One of the fundamental management tenants I have used in my career, something I originally first learned from one my large and successful customers, is that you don’t want to have two managers in a row that don’t know.

Let me explain what I mean by that.

When you think about executives or managers inside your organization, you can often divide them into two categories: technical and people-oriented. In other words, some managers are exceptionally skilled in a technical area: think IT, finance, HR, marketing or engineering. An area where someone can have deep subject matter expertise. On the other hand, you have managers that are really strong “people managers.” These are the folks who are strong communicators, hold people accountable, deal with conflict elegantly and keep action registers. Both types of leaders are extremely valuable and needed inside your organization. They key, however, it to make sure that you don’t stack them inside the organization in a way that creates a knowledge vacuum inside a functional space. That can be a formula for disaster.
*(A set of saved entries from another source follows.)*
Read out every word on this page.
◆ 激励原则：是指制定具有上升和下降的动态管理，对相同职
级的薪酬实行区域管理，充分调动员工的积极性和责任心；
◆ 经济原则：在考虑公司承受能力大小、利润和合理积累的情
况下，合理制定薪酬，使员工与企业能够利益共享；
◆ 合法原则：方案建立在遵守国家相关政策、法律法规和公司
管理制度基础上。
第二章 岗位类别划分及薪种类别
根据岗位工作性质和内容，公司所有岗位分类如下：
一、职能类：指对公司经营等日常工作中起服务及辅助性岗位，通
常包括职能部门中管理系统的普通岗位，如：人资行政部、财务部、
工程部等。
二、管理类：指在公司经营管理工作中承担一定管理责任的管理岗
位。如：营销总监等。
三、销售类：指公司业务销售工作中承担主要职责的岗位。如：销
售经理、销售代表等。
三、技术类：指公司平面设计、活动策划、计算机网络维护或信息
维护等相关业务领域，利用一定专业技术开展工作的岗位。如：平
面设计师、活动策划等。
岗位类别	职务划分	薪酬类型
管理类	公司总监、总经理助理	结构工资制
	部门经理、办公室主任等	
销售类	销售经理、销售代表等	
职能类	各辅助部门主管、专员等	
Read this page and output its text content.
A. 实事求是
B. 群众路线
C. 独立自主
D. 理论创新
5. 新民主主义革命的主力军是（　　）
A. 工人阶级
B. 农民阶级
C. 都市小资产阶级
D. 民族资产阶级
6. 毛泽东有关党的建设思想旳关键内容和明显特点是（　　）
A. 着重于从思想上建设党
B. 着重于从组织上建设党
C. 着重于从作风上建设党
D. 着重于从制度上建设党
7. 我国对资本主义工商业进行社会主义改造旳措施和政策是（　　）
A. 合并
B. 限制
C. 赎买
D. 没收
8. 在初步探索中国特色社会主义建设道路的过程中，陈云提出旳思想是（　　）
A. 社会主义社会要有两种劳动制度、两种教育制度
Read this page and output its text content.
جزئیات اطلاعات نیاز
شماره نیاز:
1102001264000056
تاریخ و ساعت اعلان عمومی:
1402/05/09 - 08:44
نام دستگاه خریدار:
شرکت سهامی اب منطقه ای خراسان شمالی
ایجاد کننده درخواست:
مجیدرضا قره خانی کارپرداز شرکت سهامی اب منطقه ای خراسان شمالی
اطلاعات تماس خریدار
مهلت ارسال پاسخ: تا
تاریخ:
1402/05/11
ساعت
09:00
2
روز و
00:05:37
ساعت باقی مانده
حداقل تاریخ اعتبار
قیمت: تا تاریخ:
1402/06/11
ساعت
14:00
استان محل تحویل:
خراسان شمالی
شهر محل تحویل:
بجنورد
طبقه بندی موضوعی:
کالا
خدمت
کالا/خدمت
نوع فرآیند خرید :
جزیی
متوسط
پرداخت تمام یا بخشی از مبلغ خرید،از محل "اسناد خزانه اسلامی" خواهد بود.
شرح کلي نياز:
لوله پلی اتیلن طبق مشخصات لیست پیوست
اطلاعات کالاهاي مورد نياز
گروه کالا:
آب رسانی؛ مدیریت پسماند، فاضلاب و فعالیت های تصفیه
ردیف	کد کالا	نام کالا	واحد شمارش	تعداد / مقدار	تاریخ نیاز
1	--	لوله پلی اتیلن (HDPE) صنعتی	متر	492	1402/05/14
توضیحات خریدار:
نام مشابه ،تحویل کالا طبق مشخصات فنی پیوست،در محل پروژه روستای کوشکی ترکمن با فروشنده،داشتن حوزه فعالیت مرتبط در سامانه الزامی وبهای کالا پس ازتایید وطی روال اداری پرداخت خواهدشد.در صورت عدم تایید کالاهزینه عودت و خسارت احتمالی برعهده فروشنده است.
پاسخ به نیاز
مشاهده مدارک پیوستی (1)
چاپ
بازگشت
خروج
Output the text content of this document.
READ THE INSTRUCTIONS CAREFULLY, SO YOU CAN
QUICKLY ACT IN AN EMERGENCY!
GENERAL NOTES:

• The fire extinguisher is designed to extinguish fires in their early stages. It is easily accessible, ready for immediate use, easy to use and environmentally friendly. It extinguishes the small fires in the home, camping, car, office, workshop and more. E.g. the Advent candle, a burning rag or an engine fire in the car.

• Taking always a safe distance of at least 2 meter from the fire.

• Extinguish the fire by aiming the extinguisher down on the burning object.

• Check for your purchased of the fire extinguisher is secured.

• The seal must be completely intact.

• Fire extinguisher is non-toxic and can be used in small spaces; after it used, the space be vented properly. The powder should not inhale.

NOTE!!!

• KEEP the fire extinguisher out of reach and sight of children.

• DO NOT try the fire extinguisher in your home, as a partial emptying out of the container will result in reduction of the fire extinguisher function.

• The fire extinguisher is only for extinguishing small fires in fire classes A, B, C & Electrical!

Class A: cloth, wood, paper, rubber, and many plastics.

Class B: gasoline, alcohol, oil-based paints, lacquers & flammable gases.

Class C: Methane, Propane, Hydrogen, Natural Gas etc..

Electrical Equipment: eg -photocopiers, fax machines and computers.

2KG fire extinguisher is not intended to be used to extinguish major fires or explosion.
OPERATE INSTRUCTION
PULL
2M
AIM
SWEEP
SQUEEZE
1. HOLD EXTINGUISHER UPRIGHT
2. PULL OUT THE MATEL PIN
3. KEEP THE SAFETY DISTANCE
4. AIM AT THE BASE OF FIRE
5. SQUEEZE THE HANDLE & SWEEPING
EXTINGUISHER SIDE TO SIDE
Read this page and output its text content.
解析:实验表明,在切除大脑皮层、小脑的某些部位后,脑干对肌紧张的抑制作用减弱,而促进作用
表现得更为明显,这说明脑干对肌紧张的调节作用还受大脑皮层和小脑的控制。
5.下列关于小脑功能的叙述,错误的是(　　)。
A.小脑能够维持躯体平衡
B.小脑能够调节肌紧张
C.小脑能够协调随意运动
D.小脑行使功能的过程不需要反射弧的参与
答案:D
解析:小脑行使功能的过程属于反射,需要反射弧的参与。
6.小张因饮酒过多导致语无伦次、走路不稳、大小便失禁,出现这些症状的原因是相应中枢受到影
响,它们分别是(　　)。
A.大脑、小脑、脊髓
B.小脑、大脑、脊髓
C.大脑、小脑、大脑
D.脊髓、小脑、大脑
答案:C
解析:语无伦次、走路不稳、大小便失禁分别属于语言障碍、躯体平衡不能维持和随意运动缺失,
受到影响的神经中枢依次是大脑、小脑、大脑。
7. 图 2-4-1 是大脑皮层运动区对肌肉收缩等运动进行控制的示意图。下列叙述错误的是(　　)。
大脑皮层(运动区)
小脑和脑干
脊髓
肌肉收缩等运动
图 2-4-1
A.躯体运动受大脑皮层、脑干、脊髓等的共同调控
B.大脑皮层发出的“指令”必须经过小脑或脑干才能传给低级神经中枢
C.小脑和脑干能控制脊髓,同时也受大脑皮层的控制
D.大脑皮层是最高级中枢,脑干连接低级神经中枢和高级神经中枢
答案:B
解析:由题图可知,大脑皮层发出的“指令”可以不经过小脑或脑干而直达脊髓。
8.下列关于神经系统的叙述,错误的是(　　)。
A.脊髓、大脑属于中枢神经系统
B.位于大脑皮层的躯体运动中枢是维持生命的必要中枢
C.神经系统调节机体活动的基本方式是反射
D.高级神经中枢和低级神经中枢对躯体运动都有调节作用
As an example, I was having a conversation the other day with a CEO whose IT organization was struggling–especially when it came to delivering on customer requirements. The CEO had a VP reporting to him who was very technical. But then that VP had a applications development director reporting to him who was also very technical. The problem became that while the technical side of IT functioned well, there was a vacuum when it came to connecting the technical side to the customer needs. That had created a situation where two managers in a row didn’t know anything about how to connect the technical side of the business to the customer-facing side of it. Unfortunately, outside of a pretty sophisticated infrastructure, most of the development demands were about customer systems interfaces.

So the CEO made what might seem to some a radical decision to move the applications development director (a serious techno-geek) under his VP of customer support, someone who had very little technical knowledge. But this was a great move, because it eliminated the problem they had been experiencing of two in a row who didn’t know. Now, by having someone with deep customer knowledge working with the technical teams. They could better tackle the needs of their customers with their technical projects. There was some pushback from the technical teams about ultimately reporting to someone without technical knowledge (it’s an engineering thing–I am one and I get it).  However, it ultimately worked itself out because everyone soon realized she brought something else valuable to the table instead and all of the work was more efficient and delivered what the customers needed.

You could imagine similar scenarios where the situation could be reversed-;where a people person could report to a technical person–but the dynamic is the same in either case. You just don’t want two managers in a row who have too much of the same knowledge that they wind up canceling each other out.

While I have broken this into people leaders and technical leaders, the idea applies more broadly in that you don’t want too leaders that are too similar in skill set working for each other or blind spots open up.

So when it comes to designing your organization, and deciding who you want to put in key roles when it comes to driving the critical success factors for the organization, take a look at the skills your managers have and make sure you don’t have two in a row that don’t know.